Op-eds

Zabat ’18: In light of NEDA week

By
Op-Ed Contributor
Wednesday, February 17, 2016

As a college student, I find that I have to introduce myself a lot. Usually I say the same things: My name is Michelle, and I am a Michigander. I am a chef, an athlete and a musician. I spend my free time doing yoga, playing sports and singing. I am an older sister. I am a foodie. I am a scientist.

But what I don’t usually say is that, for over two years now, I have struggled with an eating disorder.

This is something I wasn’t able to admit to myself until a few months ago. It was even longer before I was able to tell someone else for the first time. It’s something I never thought I would have to say, and I wish I didn’t have to. But I do, and if there is one thing that I want to take from this ordeal, it is the chance to prevent someone else from going through what I have experienced.

My eating disorder has taken multiple forms over the years. What began as a harmless health kick before college quickly devolved into orthorexia nervosa and borderline anorexia nervosa. Since starting school, I have struggled with everything from binging and purging (through obsessive exercise) to the effects of the intense anxiety and incapacitation that accompany eating disorders.

I am scared to make these things public. I am terrified that people will start to perceive me the way that I perceive myself every single day — as “fat,” “undesirable” and “ugly.” I am embarrassed to admit my experiences, but I feel that I have to. If I don’t, nobody will, and the silence and suffering will continue.
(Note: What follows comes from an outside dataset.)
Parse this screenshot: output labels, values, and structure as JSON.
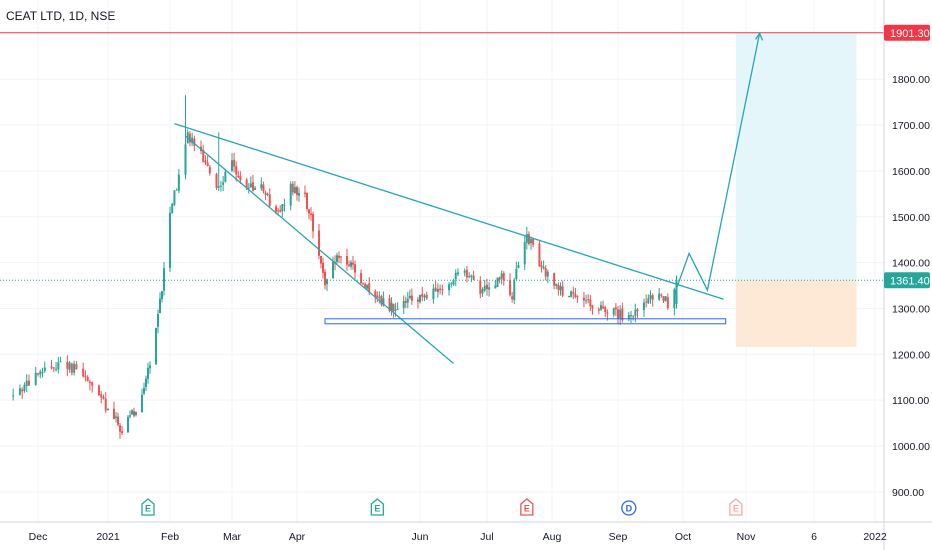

To this day, I’m not sure how typical (or atypical) my experience with disordered eating has been. Through extensive research and reading, I’ve lumped my symptoms together into self-diagnosed EDNOS — eating disorder not otherwise specified — but, I still haven’t been able to bring myself to reach out for professional help. Though a doctor might not have signed off on my diagnosis, that doesn’t make the things I’ve gone through any less real — and that is something incredibly important that I don’t think enough people realize.

Eating disorders do not discriminate. They affect people of every race, ethnicity, age, gender and socioeconomic level. They are much more prevalent than people realize and consequently often go undiagnosed and untreated.

One of the reasons this happens is because we don’t talk about disordered eating enough. It took me a year and a half to realize that I had an eating disorder, due in large part to the fact that I had never heard or talked about them before. I internalized all the anxiety, desperation and self-loathing that eating disorders breed, and I blamed myself.

For both my sake and the sake of others, I want to try to be the voice that could have helped me two years ago. I want to start a conversation about disordered eating because it’s so easy to forget that you are not alone. Other people are struggling with the same things you are, no matter how much it might seem otherwise. And there are always other people who love you and believe in you unconditionally.

Reaching out to other people isn’t easy, and I learned the hard way that it might not always help. The first person at Brown to whom I admitted my struggles ended up contributing to a bad relapse over winter break. It made the holidays difficult and the start of the semester even harder, but it also provided a welcome opportunity to remind myself of the overwhelming support I have both here and at home.

You are not alone. I am not alone. Our society doesn’t stress this enough, and I hope that I can change that, even on the smallest scale. This year, National Eating Disorder Awareness Week is Feb. 21-27. I am thankful for the opportunity to work with a variety of resources across campus, such as the BWell Health Promotion Office, Project LETS at Brown and, most importantly, incredible fellow students who also have lived experience with disordered eating. We’ll be hosting events throughout the week, including student-led panels and body-positive activities. I am so thankful for the opportunity to work with such beautiful, strong and courageous people, and I can only hope that my words — quiet and uncertain as they may be — might reach someone who needs them.